O tipo de conflito que se representa em “O segredo do Bonzo” é social, a procura pelo
reconhecimento e pela fama, e a contradição entre ser e parecer. As personagens do conto
inventam conhecimentos e doutrinas falsas sem sustento teórico nenhum com o único
objetivo de serem reconhecidos pela sociedade. Eles parecem cidadãos sábios e superiores
quando na verdade são só farsantes. O conto expressa uma realidade social (ascensão social
e reconhecimento) através de uma somatória de experiências individuais (Patimau, Diogo
Meireles, Titané, Languru, etc.). O poder é concentrado naquele que tem o “conhecimento”
porque por meio dele obtém a admiração por parte da sociedade: “Se puserdes as mais
sublimes virtudes e os mais profundos conhecimentos em um sujeito solitário, remoto de
todo contacto com outros homens, é como se eles não existissem” (Machado de Assis,
1882: 75). Como consequência dessa nova doutrina ensinada por Pomada a Diogo
Meireles, Fernão Mendes Pinto e Titané, estes últimos conseguem se tornar reconhecidos
pela sociedade. Eles passaram de ser simples cidadãos a pessoas reconhecidas pela sua
“sabedoria”.
Em oposição ao conto de Machado de Assis, em “El juez de paz” o tipo de conflito que
apresenta-se é político, porque o conto descreve a sociedade da época onde prevaleciam a
fraude, a corrupção e a inoperância da oligarquia perante as necessidades do povo. Como já
foi dito anteriormente, o poder é representado na figura do juiz D. Pedro Machado, quem é
visitado pelos cidadãos de Pago Chico, que acatavam passivamente as suas ordens.
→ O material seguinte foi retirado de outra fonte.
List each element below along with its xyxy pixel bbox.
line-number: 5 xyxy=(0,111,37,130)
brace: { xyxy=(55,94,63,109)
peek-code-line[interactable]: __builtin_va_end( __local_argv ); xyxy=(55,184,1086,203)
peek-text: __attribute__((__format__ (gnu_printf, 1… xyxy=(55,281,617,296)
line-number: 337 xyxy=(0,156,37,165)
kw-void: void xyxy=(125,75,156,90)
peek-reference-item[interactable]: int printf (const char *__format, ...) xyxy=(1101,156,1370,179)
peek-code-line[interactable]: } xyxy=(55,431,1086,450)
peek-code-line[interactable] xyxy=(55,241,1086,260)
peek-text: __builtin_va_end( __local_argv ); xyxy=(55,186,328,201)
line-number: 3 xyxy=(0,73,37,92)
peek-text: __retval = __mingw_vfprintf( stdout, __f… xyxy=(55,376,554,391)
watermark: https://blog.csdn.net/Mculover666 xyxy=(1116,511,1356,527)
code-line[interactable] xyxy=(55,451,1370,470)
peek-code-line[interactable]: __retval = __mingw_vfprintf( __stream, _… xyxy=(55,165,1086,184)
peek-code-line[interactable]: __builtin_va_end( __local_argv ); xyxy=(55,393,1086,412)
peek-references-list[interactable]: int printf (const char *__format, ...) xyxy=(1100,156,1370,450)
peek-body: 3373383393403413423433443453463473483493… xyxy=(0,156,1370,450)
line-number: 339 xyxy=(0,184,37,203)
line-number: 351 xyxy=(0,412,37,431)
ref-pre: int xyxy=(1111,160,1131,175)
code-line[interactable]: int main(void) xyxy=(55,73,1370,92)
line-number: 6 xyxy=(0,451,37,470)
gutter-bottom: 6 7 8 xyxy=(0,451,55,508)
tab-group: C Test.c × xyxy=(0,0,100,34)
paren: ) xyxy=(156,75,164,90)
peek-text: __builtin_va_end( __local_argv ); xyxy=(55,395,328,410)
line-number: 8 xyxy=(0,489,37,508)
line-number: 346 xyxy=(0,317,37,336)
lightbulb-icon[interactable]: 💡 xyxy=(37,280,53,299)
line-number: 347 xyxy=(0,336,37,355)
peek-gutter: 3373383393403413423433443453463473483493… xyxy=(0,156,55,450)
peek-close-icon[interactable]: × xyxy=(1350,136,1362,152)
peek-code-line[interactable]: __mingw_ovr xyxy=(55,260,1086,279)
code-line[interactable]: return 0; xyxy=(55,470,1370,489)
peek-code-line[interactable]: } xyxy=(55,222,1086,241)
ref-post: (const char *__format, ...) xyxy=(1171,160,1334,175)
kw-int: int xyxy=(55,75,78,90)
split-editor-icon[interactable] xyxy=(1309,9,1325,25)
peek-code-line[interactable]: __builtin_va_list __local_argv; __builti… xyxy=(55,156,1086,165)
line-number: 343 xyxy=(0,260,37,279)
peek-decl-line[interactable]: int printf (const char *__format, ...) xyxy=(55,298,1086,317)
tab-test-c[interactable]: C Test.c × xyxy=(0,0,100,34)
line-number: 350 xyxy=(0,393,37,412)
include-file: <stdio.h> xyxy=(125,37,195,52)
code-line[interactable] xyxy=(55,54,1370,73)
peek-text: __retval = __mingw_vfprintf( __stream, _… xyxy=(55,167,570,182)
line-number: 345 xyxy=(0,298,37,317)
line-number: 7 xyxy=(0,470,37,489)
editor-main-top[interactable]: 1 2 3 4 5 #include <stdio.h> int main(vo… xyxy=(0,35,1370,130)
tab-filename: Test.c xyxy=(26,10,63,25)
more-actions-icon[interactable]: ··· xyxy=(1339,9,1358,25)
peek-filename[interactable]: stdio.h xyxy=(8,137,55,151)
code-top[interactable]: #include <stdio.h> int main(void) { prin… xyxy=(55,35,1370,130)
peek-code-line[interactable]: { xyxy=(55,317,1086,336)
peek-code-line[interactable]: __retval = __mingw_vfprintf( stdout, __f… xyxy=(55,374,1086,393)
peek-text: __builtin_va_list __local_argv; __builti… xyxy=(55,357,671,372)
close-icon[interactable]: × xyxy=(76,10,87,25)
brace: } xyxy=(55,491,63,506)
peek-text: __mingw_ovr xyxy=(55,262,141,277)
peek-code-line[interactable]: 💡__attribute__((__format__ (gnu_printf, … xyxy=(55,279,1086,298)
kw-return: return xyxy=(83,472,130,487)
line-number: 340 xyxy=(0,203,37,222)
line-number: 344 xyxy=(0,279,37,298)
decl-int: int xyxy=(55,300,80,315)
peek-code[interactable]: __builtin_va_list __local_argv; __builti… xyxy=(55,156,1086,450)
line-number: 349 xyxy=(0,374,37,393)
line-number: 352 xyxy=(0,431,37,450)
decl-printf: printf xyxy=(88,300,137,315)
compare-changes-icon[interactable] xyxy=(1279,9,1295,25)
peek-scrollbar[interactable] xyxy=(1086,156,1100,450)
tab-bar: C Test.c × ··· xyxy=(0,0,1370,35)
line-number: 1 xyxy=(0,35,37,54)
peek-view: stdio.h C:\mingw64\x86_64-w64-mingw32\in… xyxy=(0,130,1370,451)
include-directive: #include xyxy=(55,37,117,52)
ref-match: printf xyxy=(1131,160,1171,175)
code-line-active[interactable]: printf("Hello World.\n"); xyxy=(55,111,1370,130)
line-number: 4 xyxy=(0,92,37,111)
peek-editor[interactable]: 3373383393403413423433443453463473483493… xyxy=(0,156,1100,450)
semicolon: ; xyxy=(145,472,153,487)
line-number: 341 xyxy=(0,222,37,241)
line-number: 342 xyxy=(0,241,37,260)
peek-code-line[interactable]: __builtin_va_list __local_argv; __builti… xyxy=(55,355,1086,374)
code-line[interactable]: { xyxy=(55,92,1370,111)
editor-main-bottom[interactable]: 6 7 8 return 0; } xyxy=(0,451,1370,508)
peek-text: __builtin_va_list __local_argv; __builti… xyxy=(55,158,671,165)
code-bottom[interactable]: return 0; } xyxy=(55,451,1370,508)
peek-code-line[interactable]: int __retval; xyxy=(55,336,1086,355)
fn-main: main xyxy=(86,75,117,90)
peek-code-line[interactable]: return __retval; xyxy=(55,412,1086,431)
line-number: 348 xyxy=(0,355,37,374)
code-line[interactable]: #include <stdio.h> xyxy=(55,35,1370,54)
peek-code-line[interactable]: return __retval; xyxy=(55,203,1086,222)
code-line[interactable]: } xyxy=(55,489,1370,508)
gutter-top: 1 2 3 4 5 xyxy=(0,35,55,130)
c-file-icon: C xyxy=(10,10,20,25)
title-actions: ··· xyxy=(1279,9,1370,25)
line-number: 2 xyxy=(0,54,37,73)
Em
contraste com o conto de Machado de Assis, no final do conto de Payró não há uma
mudança nas relações de poder, D. Pedro Machado não dá importância ao reclamo de
Clara, não resolve o conflito e ele continua sendo quem tem o poder para decidir sobre a
vida dos habitantes de Pago Chico.

Considerações finais
Com base na análise dos contos, é possível afirmar que ambas as obras apresentam técnicas
narrativas que geram o efeito de realidade. No caso da obra de Machado de Assis “O
segredo do Bonzo”, o efeito de realidade é logrado principalmente através da focalização
homodiegética, a narração do conto na voz de uma personagem histórica, o explorador
português Fernão Mendes Pinto. Enquanto no conto “El juez de paz” de Payró, o efeito de
realidade é atingido além da focalização interventiva, mediante a escolha dos conflitos
políticos que retratavam a sociedade da época. Tanto na obra de Machado de Assis quanto
na obra de Payró, o eixo temático gira em torno ao conceito das aparências, isto é, a
aparência vale mais do que a essência, porque nem Pomada nem o juiz D. Pedro Machado
possuíam a sabedoria requerida para o lugar de prestígio que ocupavam.
Bibliografia

- AGUIAR E SILVA, Vítor. Teoria da Literatura. Coimbra, Almedina 1994.

- CARIELLO, Graciela. Historia comparada de las literaturas argentina y brasileña: una


propuesta para su abordaje. Comunicación presentada en VII Jornadas Nacionales de
Literatura Comparada. Universidad Nacional de Cuyo, 2007.

- MACHADO DE ASSIS, Joaquim. “O segredo do Bonzo”. Papéis Avulsos. Em: Rio de


Janeiro. W.M. Jackson Inc. Ed, 1952.

- MESQUITA, Samira Nahid. O Enredo. São Paulo, Ática, 1987.

- MONTES, Graciela. “El Proyecto Realista. Roberto Payró”, N°45. Em: La Historia de la
Literatura Argentina. Buenos Aires. CEDAL, 1980.

- PAYRÓ, Roberto J. “El juez de paz”. Pago Chico. Buenos Aires, Colihue, 2006.